Protein sequence generation via stochastic attention produces plausible family members from small alignments without training, but treats all stored sequences equally and cannot direct generation toward a functional subset of interest. We show that a single scalar parameter, added as a bias to the sampler's attention logits, continuously shifts generation from the full family toward a user-specified subset, with no retraining and no change to the model architecture. A practitioner supplies a small set of sequences (for example, hits from a binding screen) and a multiplicity ratio that controls how strongly generation favors them. The method is agnostic to what the subset represents: binding, stability, specificity, or any other property. We find that the conditioning is exact at the level of the sampler's internal representation, but that the decoded sequence phenotype can fall short because the dimensionality reduction used to encode sequences does not always preserve the residue-level variation that defines the functional split. We term this discrepancy the calibration gap and show that it is predicted by a simple geometric measure of how well the encoding separates the functional subset from the rest of the family. Experiments on five Pfam families (Kunitz, SH3, WW, Homeobox, and Forkhead domains) confirm the monotonic relationship between separation and gap across a fourfold range of geometries. Applied to omega-conotoxin peptides targeting a calcium channel involved in pain signaling, curated seeding from 23 characterized binders produces over a thousand candidates that preserve the primary pharmacophore and all experimentally identified binding determinants. These results show that stochastic attention enables practitioners to expand a handful of experimentally characterized sequences into diverse candidate libraries without retraining a generative model.

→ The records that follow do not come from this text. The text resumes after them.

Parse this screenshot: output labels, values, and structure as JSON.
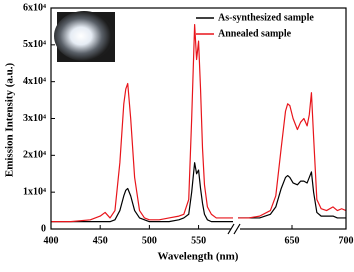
{
  "chart_data": {
    "type": "line",
    "xlabel": "Wavelength (nm)",
    "ylabel": "Emission Intensity (a.u.)",
    "ylim": [
      0,
      60000
    ],
    "yticks": [
      0,
      {
        "value": 10000,
        "label": "1x10⁴"
      },
      {
        "value": 20000,
        "label": "2x10⁴"
      },
      {
        "value": 30000,
        "label": "3x10⁴"
      },
      {
        "value": 40000,
        "label": "4x10⁴"
      },
      {
        "value": 50000,
        "label": "5x10⁴"
      },
      {
        "value": 60000,
        "label": "6x10⁴"
      }
    ],
    "x_segments": [
      {
        "xlim": [
          400,
          585
        ],
        "xticks": [
          400,
          450,
          500,
          550
        ]
      },
      {
        "xlim": [
          600,
          700
        ],
        "xticks": [
          650,
          700
        ]
      }
    ],
    "legend": "upper right",
    "x": [
      400,
      420,
      440,
      450,
      455,
      460,
      465,
      470,
      474,
      476,
      478,
      481,
      485,
      490,
      495,
      500,
      510,
      520,
      530,
      535,
      540,
      543,
      546,
      548,
      550,
      552,
      554,
      556,
      559,
      563,
      568,
      575,
      585,
      600,
      610,
      620,
      630,
      635,
      640,
      644,
      646,
      648,
      651,
      655,
      658,
      661,
      664,
      666,
      668,
      670,
      673,
      677,
      682,
      688,
      692,
      696,
      700
    ],
    "series": [
      {
        "name": "As-synthesized sample",
        "color": "#000000",
        "values": [
          2000,
          2000,
          2000,
          2000,
          2000,
          2000,
          2500,
          5000,
          9000,
          10500,
          11000,
          9000,
          5000,
          3000,
          2500,
          2000,
          2000,
          2000,
          2500,
          3000,
          4000,
          10000,
          18000,
          15000,
          16000,
          11000,
          7000,
          4000,
          2500,
          2000,
          2000,
          2000,
          2000,
          3000,
          3000,
          3000,
          4000,
          6000,
          11000,
          14000,
          14500,
          14000,
          12500,
          12000,
          13000,
          13000,
          12500,
          14000,
          15500,
          10000,
          4500,
          3500,
          3500,
          3500,
          3000,
          3000,
          3000
        ]
      },
      {
        "name": "Annealed sample",
        "color": "#e8151b",
        "values": [
          2000,
          2000,
          2500,
          3500,
          4500,
          3000,
          5000,
          18000,
          34000,
          38000,
          39500,
          30000,
          14000,
          5000,
          3000,
          2500,
          2500,
          3000,
          3500,
          4000,
          8000,
          30000,
          55500,
          46000,
          51000,
          38000,
          22000,
          12000,
          6000,
          4000,
          3000,
          3000,
          3000,
          3000,
          3000,
          3500,
          5000,
          9000,
          22000,
          32000,
          34000,
          33500,
          30000,
          27000,
          29000,
          30000,
          28000,
          31000,
          37000,
          25000,
          8000,
          5500,
          5000,
          6000,
          5000,
          5500,
          5000
        ]
      }
    ]
  }
}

翻译：基于随机注意力机制的蛋白质序列生成方法无需训练即可从小规模比对中生成合理的家族成员，但该方法平等处理所有存储序列，无法将生成过程导向特定功能子集。研究表明，通过向采样器的注意力对数（logits）添加一个标量参数作为偏置，可在不重新训练、不修改模型架构的情况下，连续地将生成过程从整个蛋白质家族转向用户指定的功能子集。使用者只需提供少量序列（例如来自结合筛选的命中序列）和一个控制生成倾向强度的多倍率参数。该方法对子集所代表的特性（结合能力、稳定性、特异性或任何其他属性）具有不可知性。研究发现，条件控制在采样器内部表征层面上是精确的，但由于编码过程中的降维方法未完全保留定义功能差异的残基水平变化，导致解码后的序列表型可能存在偏差。我们将这种偏差称为校准差距，并证明可通过一个简单的几何度量来预测该差距，该度量反映了编码对功能子集与家族其他成员的分离程度。在五个Pfam家族（库尼茨结构域、SH3结构域、WW结构域、同源异形结构域和叉头结构域）上的实验验证了分离程度与校准差距之间的单调关系，其几何尺度跨越四倍范围。针对参与疼痛信号传导的钙离子通道的ω-芋螺毒素肽，利用23个已表征结合物进行定向种子扩展，成功生成超过一千个候选序列，这些序列保留了主要药效团及所有实验鉴定的结合决定因子。这些结果表明，无需重新训练生成模型，随机注意力机制即可使研究人员将少量实验表征的序列扩展为多样化的候选文库。